Абсурдность ситуации заключалась в том, что лишь человек, стоящий на служебной лестнице гораздо ниже и тренера, и ректора, мог осмелиться столкнуть лбами этих двух титанов. Кто же он, этот бесстрашный безумец? Кто этот простой смертный, осмелившийся встать на пути богов? Да вот же он: один из множества профессоров, отличающийся от коллег, пожалуй, только особо строптивым и, как уже было сказано выше, на редкость говнистым характером. И вот этот человек, способный поднять большой шум и настроить бóльшую часть преподавательского состава против складывавшегося десятилетиями положения вещей, сидел сейчас, пыхтя и потея, за столом прямо напротив ректора Фредерика Катлера III.
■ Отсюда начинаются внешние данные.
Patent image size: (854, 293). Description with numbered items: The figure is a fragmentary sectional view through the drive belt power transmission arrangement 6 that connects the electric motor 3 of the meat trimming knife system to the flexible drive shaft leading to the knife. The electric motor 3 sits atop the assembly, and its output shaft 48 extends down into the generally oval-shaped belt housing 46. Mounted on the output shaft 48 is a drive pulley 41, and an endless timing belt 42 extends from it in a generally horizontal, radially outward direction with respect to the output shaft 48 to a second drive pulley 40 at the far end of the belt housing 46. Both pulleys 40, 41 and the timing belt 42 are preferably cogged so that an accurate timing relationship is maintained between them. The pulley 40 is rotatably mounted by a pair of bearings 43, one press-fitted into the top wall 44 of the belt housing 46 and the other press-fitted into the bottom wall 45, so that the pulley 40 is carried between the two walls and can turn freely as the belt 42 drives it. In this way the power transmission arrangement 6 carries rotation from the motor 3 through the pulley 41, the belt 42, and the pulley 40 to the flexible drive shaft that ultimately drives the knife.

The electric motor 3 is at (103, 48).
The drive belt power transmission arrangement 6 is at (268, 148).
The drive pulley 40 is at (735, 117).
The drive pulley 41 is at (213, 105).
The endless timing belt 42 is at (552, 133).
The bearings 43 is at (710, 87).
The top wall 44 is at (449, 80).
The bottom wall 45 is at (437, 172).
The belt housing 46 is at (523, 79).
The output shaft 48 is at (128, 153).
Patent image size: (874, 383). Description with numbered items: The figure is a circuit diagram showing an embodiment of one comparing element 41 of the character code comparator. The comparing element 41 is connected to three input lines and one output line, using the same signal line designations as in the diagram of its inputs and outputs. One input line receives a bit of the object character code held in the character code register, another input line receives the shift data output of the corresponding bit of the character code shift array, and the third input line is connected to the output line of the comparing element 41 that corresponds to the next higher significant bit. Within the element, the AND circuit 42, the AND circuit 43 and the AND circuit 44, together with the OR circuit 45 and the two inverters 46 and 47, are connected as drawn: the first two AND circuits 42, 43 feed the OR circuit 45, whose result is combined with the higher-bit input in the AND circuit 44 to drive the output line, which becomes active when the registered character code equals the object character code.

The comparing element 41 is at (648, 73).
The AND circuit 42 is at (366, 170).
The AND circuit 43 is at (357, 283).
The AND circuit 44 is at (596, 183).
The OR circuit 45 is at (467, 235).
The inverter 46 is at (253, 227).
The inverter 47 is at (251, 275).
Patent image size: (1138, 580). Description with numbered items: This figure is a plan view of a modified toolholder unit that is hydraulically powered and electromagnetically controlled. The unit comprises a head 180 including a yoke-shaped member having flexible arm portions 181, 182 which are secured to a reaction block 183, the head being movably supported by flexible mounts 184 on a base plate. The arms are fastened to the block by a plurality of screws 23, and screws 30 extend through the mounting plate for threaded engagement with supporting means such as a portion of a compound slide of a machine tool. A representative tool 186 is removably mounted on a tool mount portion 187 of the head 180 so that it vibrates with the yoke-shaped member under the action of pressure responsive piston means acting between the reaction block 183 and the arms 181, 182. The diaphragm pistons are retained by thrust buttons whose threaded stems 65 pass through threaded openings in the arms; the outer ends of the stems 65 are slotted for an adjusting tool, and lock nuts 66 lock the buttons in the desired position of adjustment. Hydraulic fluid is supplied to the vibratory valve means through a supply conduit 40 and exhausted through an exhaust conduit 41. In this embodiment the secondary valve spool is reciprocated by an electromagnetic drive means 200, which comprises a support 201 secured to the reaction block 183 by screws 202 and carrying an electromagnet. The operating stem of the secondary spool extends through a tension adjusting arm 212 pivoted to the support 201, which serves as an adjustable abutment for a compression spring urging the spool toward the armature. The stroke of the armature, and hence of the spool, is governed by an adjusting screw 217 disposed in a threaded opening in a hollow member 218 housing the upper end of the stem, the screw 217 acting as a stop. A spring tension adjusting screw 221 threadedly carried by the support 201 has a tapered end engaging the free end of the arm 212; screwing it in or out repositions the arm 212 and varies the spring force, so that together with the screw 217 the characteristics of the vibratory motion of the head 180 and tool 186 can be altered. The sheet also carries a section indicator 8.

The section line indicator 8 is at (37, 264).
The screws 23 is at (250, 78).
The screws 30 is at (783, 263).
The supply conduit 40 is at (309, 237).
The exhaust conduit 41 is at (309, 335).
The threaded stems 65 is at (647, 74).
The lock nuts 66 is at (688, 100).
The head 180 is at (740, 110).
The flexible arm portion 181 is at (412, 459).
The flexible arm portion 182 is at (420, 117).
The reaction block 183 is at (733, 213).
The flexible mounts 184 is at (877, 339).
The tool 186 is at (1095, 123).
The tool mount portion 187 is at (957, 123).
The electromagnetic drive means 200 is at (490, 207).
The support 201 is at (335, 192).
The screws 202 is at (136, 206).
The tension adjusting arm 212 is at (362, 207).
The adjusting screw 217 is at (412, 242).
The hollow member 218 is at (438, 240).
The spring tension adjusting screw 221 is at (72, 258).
— Джерри, — сказал ректор, — видите ли, в этом деле есть некоторые обстоятельства, которые, как мне кажется, заслуживают особого рассмотрения, и я бы хотел посоветоваться по этому вопросу именно с вами. Дело в том, что Стэн Вайсман, — «ничего, ничего, это имя я буду повторять снова и снова, прикрываясь им как щитом», — в ходе проведенного расследования обнаружил нечто интересное. Судя по всему, Йоханссен за последнее время сильно изменил свое отношение к учебе. Вскоре после того, как был сдан этот злосчастный реферат, но еще до возникновения вопроса о плагиате он — по крайней мере по словам его друзей — решил взяться всерьез за учебу и начать заниматься по-настоящему. Так, Йоханссен перевелся с обзорного курса современной французской литературы первого уровня сложности на курс второго уровня, посвященный французскому роману девятнадцатого века, который читает Люсьен Сенегалья и где все лекции и семинары проходят на французском языке. Он также перевелся с традиционного для студентов спортивной кафедры курса первого уровня сложности «Философия спорта» на продвинутый курс античной философии третьего уровня, который читает Нэт Марголис: «Век Сократа» — так он называется, если я не ошибаюсь. А вам не хуже меня известно, насколько Нэт требователен и не склонен давать поблажки никому — никому.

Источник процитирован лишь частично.